Katia Roux (KR): Pegasus é um spyware [software projetado para entrar secretamente nos computadores e repassar informações] da empresa israelita de vigilância cibernética NSO Group. Este tem a capacidade de acessar telefones das vítimas sem que estas se apercebam necessariamente e permite que todos os seus dados sejam "sugados para fora". E a partir daí o software tem acesso a todos os dados, ou seja: mensagens SMS, e-mails, contactos, navegação na Internet, microfone e câmara fotográfica. Assim, com efeito, todos os dados são obtidos. E quando as pessoas são visadas, tais como defensores dos direitos humanos, jornalistas ou figuras políticas, isto é vigilância digital ilegal. Deve ser impedida.

DW África: O que já foi possível constatar em termos de espionagem através da Pegasus?

KR: A ONG Forbidden Stories - um consórcio de jornalistas que trabalhou com a Amnistia Internacional - obteve cerca de 50 mil números de telefone de pessoas que provavelmente interessam aos Governos que são clientes da Pegasus, do NSO Group, portanto, pessoas que são potencialmente alvos deste spyware.
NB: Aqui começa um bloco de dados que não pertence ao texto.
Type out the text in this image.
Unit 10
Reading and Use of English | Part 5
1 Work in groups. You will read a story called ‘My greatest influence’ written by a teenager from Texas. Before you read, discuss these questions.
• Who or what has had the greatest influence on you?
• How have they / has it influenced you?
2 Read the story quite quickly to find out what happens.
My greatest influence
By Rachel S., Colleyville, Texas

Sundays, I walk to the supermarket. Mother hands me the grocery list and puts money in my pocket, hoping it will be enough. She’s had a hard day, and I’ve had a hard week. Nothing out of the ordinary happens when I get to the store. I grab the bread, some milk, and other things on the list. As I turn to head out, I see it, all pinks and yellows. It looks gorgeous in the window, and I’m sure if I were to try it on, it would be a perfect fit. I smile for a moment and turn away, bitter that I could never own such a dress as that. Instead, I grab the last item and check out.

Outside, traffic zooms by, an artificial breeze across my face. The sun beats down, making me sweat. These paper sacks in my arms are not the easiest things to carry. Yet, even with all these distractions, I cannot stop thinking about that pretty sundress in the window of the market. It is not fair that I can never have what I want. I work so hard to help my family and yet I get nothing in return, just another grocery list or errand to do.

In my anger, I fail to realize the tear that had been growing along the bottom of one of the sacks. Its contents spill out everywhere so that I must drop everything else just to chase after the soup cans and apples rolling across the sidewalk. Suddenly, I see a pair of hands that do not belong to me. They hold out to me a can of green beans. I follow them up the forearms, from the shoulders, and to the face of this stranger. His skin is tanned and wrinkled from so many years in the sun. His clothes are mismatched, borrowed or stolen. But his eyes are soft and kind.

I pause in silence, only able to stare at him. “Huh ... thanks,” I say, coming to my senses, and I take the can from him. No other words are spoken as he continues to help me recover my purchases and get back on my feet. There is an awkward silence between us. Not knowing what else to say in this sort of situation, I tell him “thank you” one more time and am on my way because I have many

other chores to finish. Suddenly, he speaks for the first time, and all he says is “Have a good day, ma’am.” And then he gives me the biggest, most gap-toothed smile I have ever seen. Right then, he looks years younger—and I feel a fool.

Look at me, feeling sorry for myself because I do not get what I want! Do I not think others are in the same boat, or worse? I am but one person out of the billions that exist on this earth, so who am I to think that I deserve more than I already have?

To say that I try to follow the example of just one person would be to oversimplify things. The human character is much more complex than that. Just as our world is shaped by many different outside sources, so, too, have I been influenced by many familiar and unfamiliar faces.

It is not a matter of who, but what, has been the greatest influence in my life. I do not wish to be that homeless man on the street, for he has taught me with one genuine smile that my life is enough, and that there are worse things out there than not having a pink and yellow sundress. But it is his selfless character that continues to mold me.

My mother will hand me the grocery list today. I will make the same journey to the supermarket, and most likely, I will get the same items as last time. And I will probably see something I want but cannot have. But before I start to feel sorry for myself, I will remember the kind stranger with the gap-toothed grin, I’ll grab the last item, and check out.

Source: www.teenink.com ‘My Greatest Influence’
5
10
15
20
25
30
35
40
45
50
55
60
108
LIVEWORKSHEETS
DW África: Está a falar de 11 países que alegadamente utilizaram este software para espionar advogados, ativistas dos direitos humanos, jornalistas. Em África: Marrocos, Ruanda, Togo?

KR: Exatamente. Estes são clientes do NSO e estamos muito longe do discurso oficial do NSO Group, que afirma que este software só é utilizado para atividades legítimas na luta contra o terrorismo, contra a criminalidade.

Israel | NSO Group

Edifício do NSO Group, empresa tecnológica israelita, em Herzliya

DW África: Como é que podemos nos proteger deste tipo de prática, no futuro?
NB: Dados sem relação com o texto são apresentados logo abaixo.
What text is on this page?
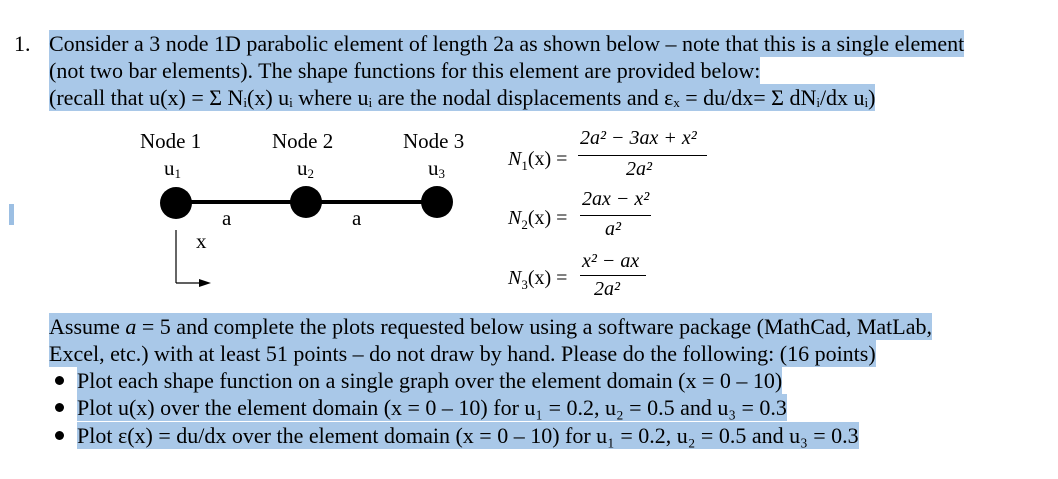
1. Consider a 3 node 1D parabolic element of length 2a as shown below – note that this is a single element
(not two bar elements). The shape functions for this element are provided below:
(recall that u(x) = Σ Nᵢ(x) uᵢ where uᵢ are the nodal displacements and εₓ = du/dx= Σ dNᵢ/dx uᵢ)
Node 1	Node 2	Node 3
u1	u2	u3
a	a
x
$N_1(x)$ =
2a² − 3ax + x²
2a²
$N_2(x)$ =
2ax − x²
a²
$N_3(x)$ =
x² − ax
2a²
Assume a = 5 and complete the plots requested below using a software package (MathCad, MatLab,
Excel, etc.) with at least 51 points – do not draw by hand. Please do the following: (16 points)
Plot each shape function on a single graph over the element domain (x = 0 – 10)
Plot u(x) over the element domain (x = 0 – 10) for u₁ = 0.2, u₂ = 0.5 and u₃ = 0.3
Plot ε(x) = du/dx over the element domain (x = 0 – 10) for u₁ = 0.2, u₂ = 0.5 and u₃ = 0.3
KR: Como primeiro passo, o NSO Group precisa incluir termos [regulatórios] nos seus contratos com os Governos clientes e que possam utilizar indevidamente a sua tecnologia. Mais amplamente, é absolutamente necessário regular este setor da vigilância digital, que está fora de controlo. Ou seja, atualmente não existe um quadro regulamentar que garanta que estas tecnologias não violem os direitos humanos. Por isso, a Amnistia Internacional pede, enquanto se aguarda o estabelecimento deste quadro regulamentar, que seja estabelecida uma suspensão global da transferência, venda e utilização de tecnologias de vigilância.

DW África: As revelações atuais dizem respeito a clientes oficiais, autoridades estatais. É concebível que este tipo de software possa cair nas mãos de grupos não-estatais como os grupos terroristas, por exemplo?
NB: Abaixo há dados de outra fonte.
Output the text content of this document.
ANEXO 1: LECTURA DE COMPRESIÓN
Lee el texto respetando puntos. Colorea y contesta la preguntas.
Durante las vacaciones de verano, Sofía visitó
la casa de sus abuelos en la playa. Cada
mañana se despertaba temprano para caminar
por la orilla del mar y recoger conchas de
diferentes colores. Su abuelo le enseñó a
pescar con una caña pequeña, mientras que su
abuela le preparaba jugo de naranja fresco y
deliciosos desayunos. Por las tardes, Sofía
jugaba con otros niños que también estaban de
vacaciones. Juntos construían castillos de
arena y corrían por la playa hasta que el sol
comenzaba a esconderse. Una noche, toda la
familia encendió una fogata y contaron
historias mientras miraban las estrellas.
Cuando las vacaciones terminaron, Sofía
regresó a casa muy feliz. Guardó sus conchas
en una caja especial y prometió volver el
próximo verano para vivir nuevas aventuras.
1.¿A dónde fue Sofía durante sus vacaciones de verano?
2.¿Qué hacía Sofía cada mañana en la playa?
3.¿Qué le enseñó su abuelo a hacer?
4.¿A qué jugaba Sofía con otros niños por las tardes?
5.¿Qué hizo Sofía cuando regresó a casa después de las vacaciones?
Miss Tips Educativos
KR: Tudo é possível. Temos investigado a utilização indevida por Governos que são clientes do NSO Group. Mas de facto, a obscuridade em torno da indústria de vigilância e o facto de não estar regulamentada ou controlada pode levar a uma série de abusos muito fortes. E tudo é de temer. De facto, não estão a ser tomadas medidas muito concretas. O que vemos é que os ataques no mundo digital - que podem parecer abstratos - têm repercussões concretas, e extremamente graves, no mundo real.